III-Nitrides based light-emitting diodes (LED) have greatly attracted considerable attention due to their use in a range of applications for illumination and are often operated at high drive currents to achieve high emission powers. In order to have enough emission optical powers, LEDs with high internal quantum efficiency (IQE) and light extraction efficiency (LEE) as well as external quantum efficiency (EQE) are required. In this work, first, we explored the optical and material properties of GaN-based polar and semipolar blue LEDs grown on c-plane patterned sapphire substrate (PSS) and free-standing GaN (FS-GaN) substrate, respectively.

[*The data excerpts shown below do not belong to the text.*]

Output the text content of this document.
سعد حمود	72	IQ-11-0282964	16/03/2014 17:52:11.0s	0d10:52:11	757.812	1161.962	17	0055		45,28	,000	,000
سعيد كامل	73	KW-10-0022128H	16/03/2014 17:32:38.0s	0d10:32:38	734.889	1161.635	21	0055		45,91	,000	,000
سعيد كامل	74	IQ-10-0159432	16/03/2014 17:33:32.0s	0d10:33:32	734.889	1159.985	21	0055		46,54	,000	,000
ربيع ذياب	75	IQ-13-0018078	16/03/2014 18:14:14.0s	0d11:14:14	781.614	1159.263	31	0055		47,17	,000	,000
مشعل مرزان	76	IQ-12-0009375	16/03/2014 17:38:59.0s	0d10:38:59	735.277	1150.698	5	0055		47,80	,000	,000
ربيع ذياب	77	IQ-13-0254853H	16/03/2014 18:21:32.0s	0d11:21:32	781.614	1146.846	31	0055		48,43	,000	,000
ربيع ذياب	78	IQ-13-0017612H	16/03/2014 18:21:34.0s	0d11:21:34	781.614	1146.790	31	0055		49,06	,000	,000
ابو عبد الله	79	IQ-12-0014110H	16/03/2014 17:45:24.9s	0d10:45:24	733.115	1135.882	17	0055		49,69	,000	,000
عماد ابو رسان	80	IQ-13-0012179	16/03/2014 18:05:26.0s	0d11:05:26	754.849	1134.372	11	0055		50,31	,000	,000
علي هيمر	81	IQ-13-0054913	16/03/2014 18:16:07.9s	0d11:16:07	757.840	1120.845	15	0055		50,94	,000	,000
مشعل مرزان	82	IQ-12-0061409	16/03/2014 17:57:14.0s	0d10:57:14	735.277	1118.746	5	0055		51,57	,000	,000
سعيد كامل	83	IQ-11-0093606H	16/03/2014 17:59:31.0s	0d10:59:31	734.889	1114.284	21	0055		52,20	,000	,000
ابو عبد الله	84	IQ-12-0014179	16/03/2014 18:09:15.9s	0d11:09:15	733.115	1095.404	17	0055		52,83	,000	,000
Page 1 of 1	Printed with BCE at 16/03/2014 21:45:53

By analyzing these properties, we were be able to achieve high IQE, LEE, and EQE values using novel designs of the epi structure and LED package.

At UCSB, by using a novel vertical transparent ZnO-stand LED (VT-LED) package to reduce the loss of photons in the absorptive materials (p-type GaN, indium-tin oxide, and silver header, etc.), high LEE of 76 and 75% can be achieved for GaN-based LEDs grown on PSS and FS-GaN substrate, respectively. In this study, we also find a close agreement between simulating and experimental results.

On the other hand, in order to achieve high IQE and EQE for blue LEDs at high current densities (> 100 A/cm2), low-carrier-density structure design is the key to address efficiency droop (J-droop) and thermal droop (T-droop), in which IQE decreases with increasing the injection current and temperature. A compositionally step-graded (CSG) InGaN quantum barrier (QB) and a single 12-nm-thick quantum well (SQW) structure have been applied in polar (0001) and semipolar (2021) blue LEDs, respectively, to mitigate Shockley-Read-Hall (SRH) and Auger recombination, and carrier leakage by lowering the carrier density in the active region of the LED. As a consequence, high EQE of ∼ 46 and 50% and low thermal droop ratios of ∼ 16 and 10% (when the temperature is elevated from 20 to 100°C) can be achieved for polar (0001) and semipolar (2021) blue LEDs, respectively, at the current density of 100 A/cm2.

Also, some material characterizations have been done to investigate material properties of polar (0001) and semipolar (202-1-) GaN-Based LEDs.